Soo-Ja saw by the stricken look on her father’s face how much her words had hurt him—he seemed to age five years in five seconds. What is the statute of limitations on resenting those we love? she wondered. Could past wrongs be wielded so easily, pulled out of a back pocket, like a silver knife, and used to tear, rip, slice through an argument?

“Is that why you want to marry him? To
punish
me? For Seoul?”

“Of course not,” she said, a little too quickly. Soo-Ja’s father looked at her askew, squinting his eyes. She wondered if he suspected her plans to move there after her wedding. For what felt like a long while, Soo-Ja’s father did not speak, as if trying to guess at Soo-Ja’s reasons. The prisoner is always thinking about escape, but she wondered what the jailer always thought about. Suddenly, Soo-Ja’s father seemed to feel the cold and shivered once or twice. They looked at each other awkwardly.

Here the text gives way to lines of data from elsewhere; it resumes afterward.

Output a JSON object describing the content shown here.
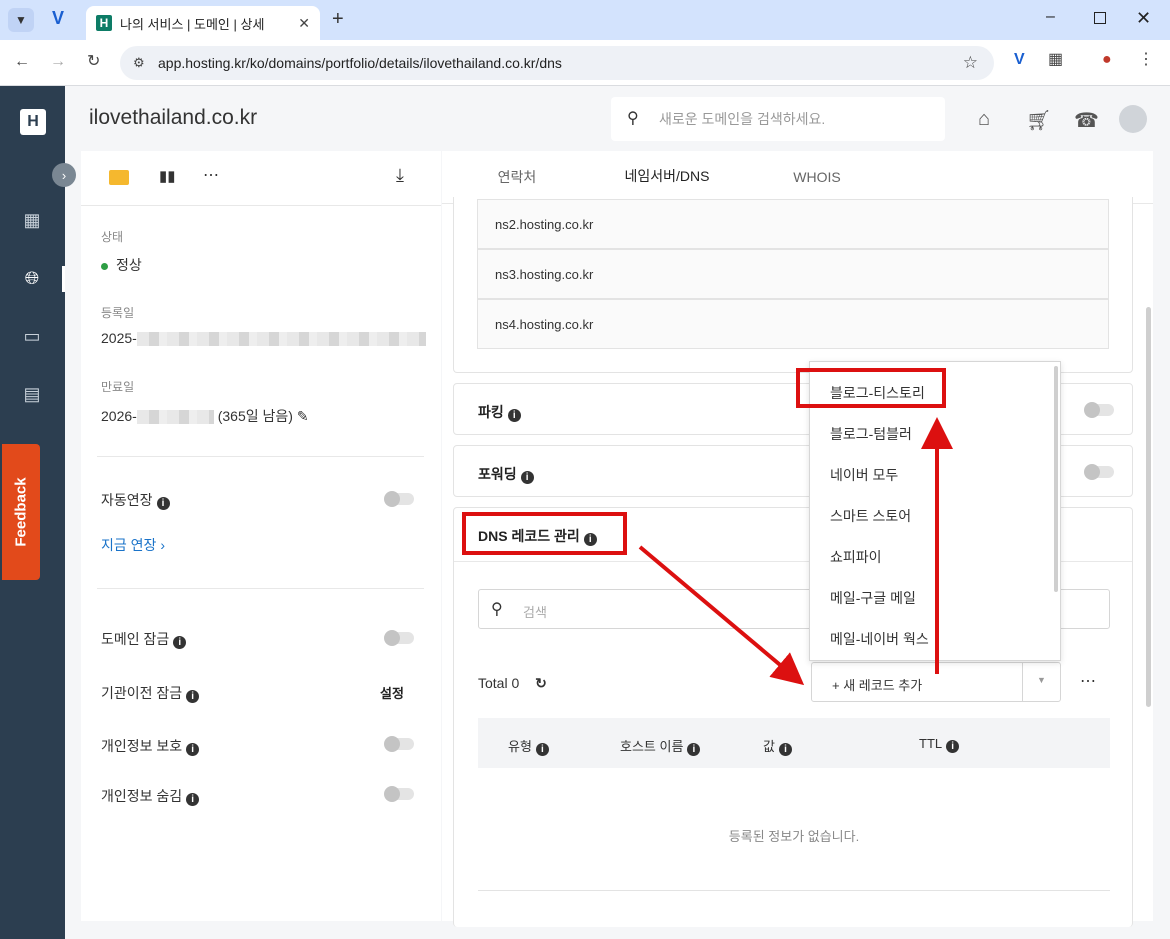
{
  "browser": {
    "tab_title": "나의 서비스 | 도메인 | 상세",
    "tab_favicon": "H",
    "url": "app.hosting.kr/ko/domains/portfolio/details/ilovethailand.co.kr/dns"
  },
  "sidebar": {
    "logo": "H",
    "feedback_label": "Feedback"
  },
  "header": {
    "title": "ilovethailand.co.kr",
    "search_placeholder": "새로운 도메인을 검색하세요."
  },
  "info_panel": {
    "status_label": "상태",
    "status_value": "정상",
    "registered_label": "등록일",
    "registered_value": "2025-",
    "expiry_label": "만료일",
    "expiry_value": "2026-",
    "expiry_remaining": "(365일 남음)",
    "auto_renew_label": "자동연장",
    "renew_now_link": "지금 연장",
    "domain_lock_label": "도메인 잠금",
    "transfer_lock_label": "기관이전 잠금",
    "transfer_lock_action": "설정",
    "privacy_label": "개인정보 보호",
    "privacy_hide_label": "개인정보 숨김"
  },
  "tabs": [
    "연락처",
    "네임서버/DNS",
    "WHOIS"
  ],
  "nameservers": [
    "ns2.hosting.co.kr",
    "ns3.hosting.co.kr",
    "ns4.hosting.co.kr"
  ],
  "sections": {
    "parking": "파킹",
    "forwarding": "포워딩",
    "dns": "DNS 레코드 관리"
  },
  "dns": {
    "search_placeholder": "검색",
    "total": "Total 0",
    "add_record": "+ 새 레코드 추가",
    "columns": [
      "유형",
      "호스트 이름",
      "값",
      "TTL"
    ],
    "empty_message": "등록된 정보가 없습니다."
  },
  "dropdown_items": [
    "블로그-티스토리",
    "블로그-텀블러",
    "네이버 모두",
    "스마트 스토어",
    "쇼피파이",
    "메일-구글 메일",
    "메일-네이버 웍스"
  ],
  "colors": {
    "sidebar": "#2c3e50",
    "highlight": "#dc1010",
    "feedback": "#e24a1b",
    "status_ok": "#2e9e44"
  }
}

“It’s raining,” her father said, as if he’d only just noticed it. “Go to your room.”

Soo-Ja nodded, terrified to think that she’d won the fight. She turned away from him and walked a few steps until she found herself outside her room. She stood still for a moment, fighting the temptation to run back to her father.

Soo-Ja finally took her shoes off and crossed over the elevated step. Once inside her room, she turned on her lamp and sat on the warm floor, taking the time to catch her breath. Leaning against a corner, she let her long arms and legs droop, weak and disorderly, like broken matchsticks. Soo-Ja felt the tears forming in her eyes. After a while, she could no longer hold her feelings back, and she began to cry. Soo-Ja felt her body shiver with emotion, and quick, guttural noises began to slip out of her lips. Why is it, she wondered, that an enemy or a stranger would leave no mark, but her father—her adored father—could wound her so deeply?
She’d never cry out of pain alone, but pain and love together—especially the love—could inspire her to sob to the point of gasping for air.